How to Prepare a Baking Soda Bath
The amount you use depends on the purpose:
- General soothing soak: A quarter cup to 2 cups in a full warm bath
- Eczema relief: A quarter cup in warm (not hot) water
- Psoriasis: About two-thirds to 1 cup per tub, every other day for up to three weeks
- Diaper rash (infants): 2 tablespoons in a warm bath, soaking the affected area for 10 minutes, up to twice daily
- Chickenpox itching (children): About 2 ounces in lukewarm water
Stir the baking soda into the water until it dissolves fully before getting in. Use warm rather than hot water, since hot water strips oils from the skin and can worsen dryness and itching. For most purposes, 10 to 20 minutes of soaking is sufficient. Pat your skin dry afterward rather than rubbing, and follow up with a fragrance-free moisturizer to lock in hydration while your skin is still slightly damp.
Safety and Risks
For most people, a baking soda bath at reasonable concentrations is safe. The risks show up at the extremes: excessive amounts, prolonged use, or application to broken skin.

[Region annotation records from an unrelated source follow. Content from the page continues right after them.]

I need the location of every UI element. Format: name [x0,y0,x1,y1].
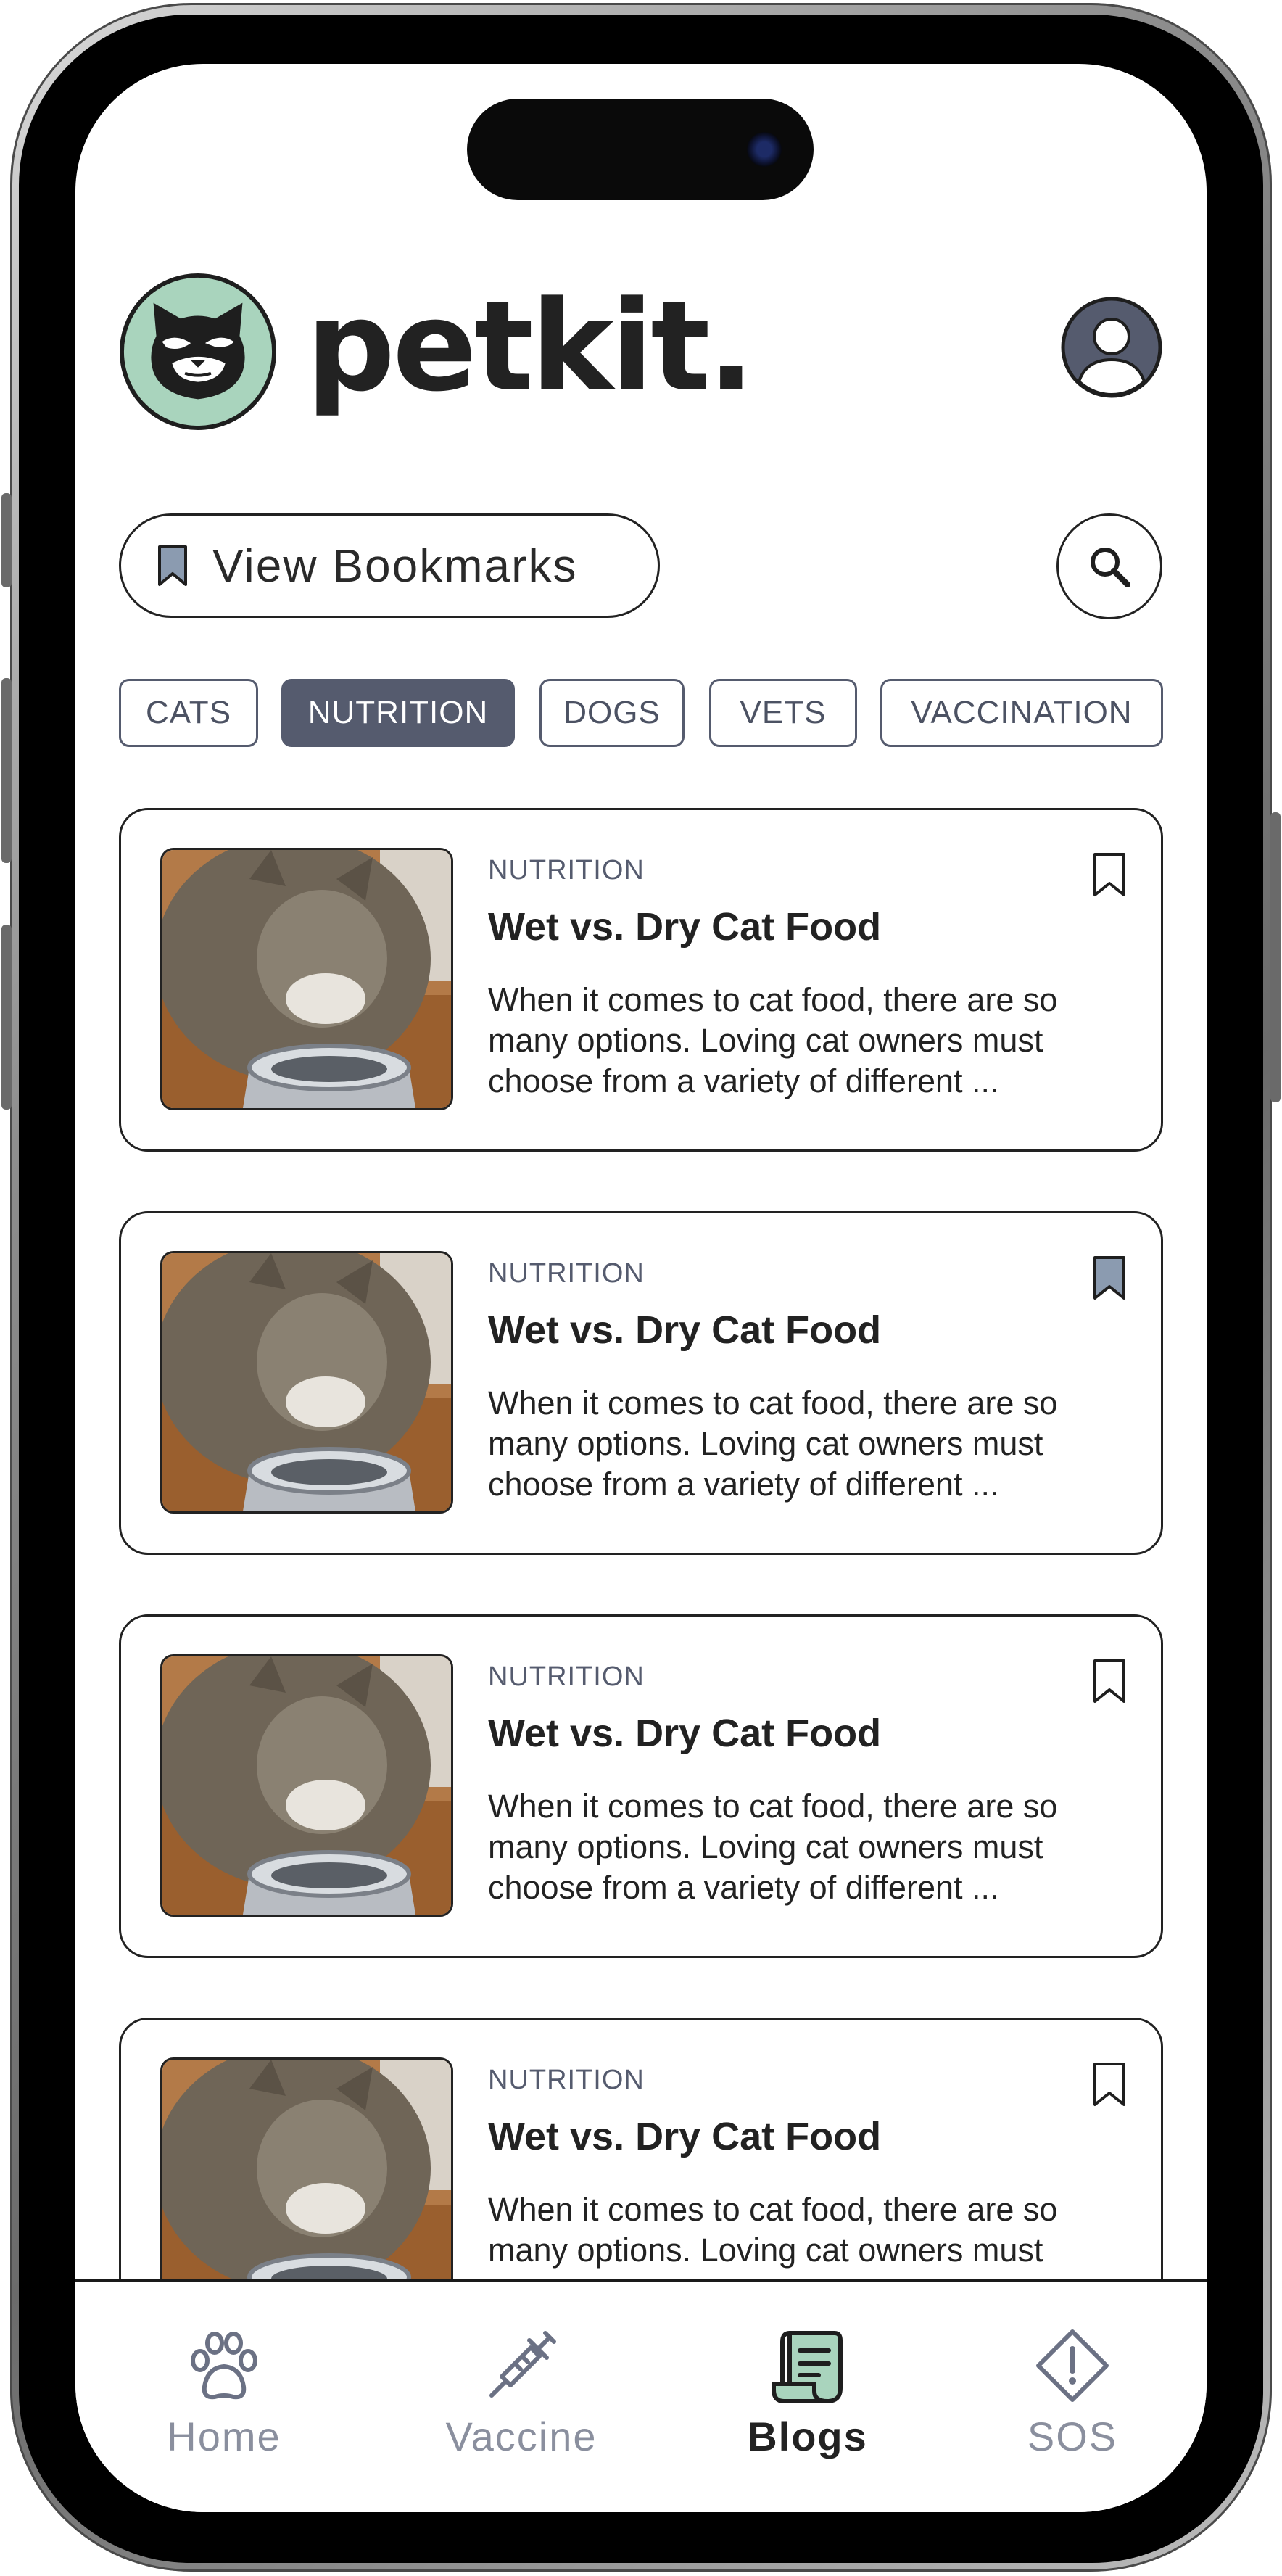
article-category: NUTRITION [488,2065,645,2095]
nav-item-home[interactable]: Home [148,2326,300,2460]
article-title: Wet vs. Dry Cat Food [488,2115,882,2158]
bottom-nav-bar: Home Vaccine Blogs SOS [75,2279,1207,2512]
app-screen: petkit. View Bookmarks CATS NUTRITION DO… [75,64,1207,2512]
bookmark-outline-icon[interactable] [1093,1659,1126,1704]
action-button [1,493,12,587]
article-thumbnail [160,848,453,1110]
filter-chip-vaccination[interactable]: VACCINATION [880,679,1163,747]
paw-icon [191,2332,257,2400]
article-title: Wet vs. Dry Cat Food [488,1712,882,1755]
article-category: NUTRITION [488,1661,645,1692]
nav-item-blogs[interactable]: Blogs [743,2326,873,2460]
search-button[interactable] [1056,513,1162,619]
article-card[interactable]: NUTRITION Wet vs. Dry Cat Food When it c… [119,1614,1163,1958]
nav-label: Home [167,2414,281,2459]
search-icon [1091,548,1130,587]
bookmark-outline-icon[interactable] [1093,2062,1126,2107]
brand-name: petkit. [306,273,755,419]
article-category: NUTRITION [488,1258,645,1289]
nav-item-vaccine[interactable]: Vaccine [431,2326,612,2460]
filter-chip-nutrition[interactable]: NUTRITION [281,679,515,747]
filter-chip-dogs[interactable]: DOGS [539,679,685,747]
article-excerpt: When it comes to cat food, there are so … [488,981,1058,1099]
article-excerpt: When it comes to cat food, there are so … [488,1384,1058,1503]
scroll-icon [772,2331,843,2403]
filter-chip-vets[interactable]: VETS [709,679,857,747]
volume-up-button [1,678,12,863]
nav-label: Vaccine [445,2414,597,2459]
dynamic-island [467,99,814,200]
nav-item-sos[interactable]: SOS [1018,2326,1127,2460]
bookmark-filled-icon[interactable] [1093,1255,1126,1300]
article-title: Wet vs. Dry Cat Food [488,905,882,949]
article-excerpt: When it comes to cat food, there are so … [488,2191,1058,2269]
article-card[interactable]: NUTRITION Wet vs. Dry Cat Food When it c… [119,808,1163,1152]
bookmark-icon [158,545,187,586]
profile-avatar-icon[interactable] [1060,296,1163,399]
camera-icon [747,132,782,167]
warning-icon [1036,2329,1109,2402]
article-thumbnail [160,1251,453,1514]
syringe-icon [489,2331,556,2398]
view-bookmarks-label: View Bookmarks [212,540,578,592]
view-bookmarks-button[interactable]: View Bookmarks [119,513,660,618]
article-category: NUTRITION [488,855,645,886]
cat-logo-icon [119,273,277,431]
nav-label: SOS [1027,2414,1118,2459]
volume-down-button [1,925,12,1110]
power-button [1270,812,1281,1102]
article-excerpt: When it comes to cat food, there are so … [488,1788,1058,1906]
article-thumbnail [160,1654,453,1917]
filter-chip-cats[interactable]: CATS [119,679,258,747]
nav-label: Blogs [748,2414,868,2459]
article-card[interactable]: NUTRITION Wet vs. Dry Cat Food When it c… [119,1211,1163,1555]
article-title: Wet vs. Dry Cat Food [488,1308,882,1352]
bookmark-outline-icon[interactable] [1093,852,1126,897]
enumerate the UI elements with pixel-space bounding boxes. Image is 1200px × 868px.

Case reports highlight what can go wrong. A 4-month-old infant who received excessive and prolonged baking soda application for diaper rash developed a dangerous electrolyte imbalance called metabolic alkalosis, where too much of the compound was absorbed through the skin. The condition resolved once the baking soda was stopped. Similar problems were reported in a 69-year-old woman applying it daily to a cancerous breast lesion and a 65-year-old man using it on an open foot ulcer while also taking it by mouth.
The pattern in these cases is the same: large amounts applied to damaged or broken skin over an extended period allowed too much sodium bicarbonate to absorb into the bloodstream. Intact skin is a much better barrier. Stick to the recommended concentrations, limit soaks to a reasonable duration, and avoid using baking soda baths on large open wounds or severely broken skin. For infants, use the lower amounts recommended for children and keep soaks brief.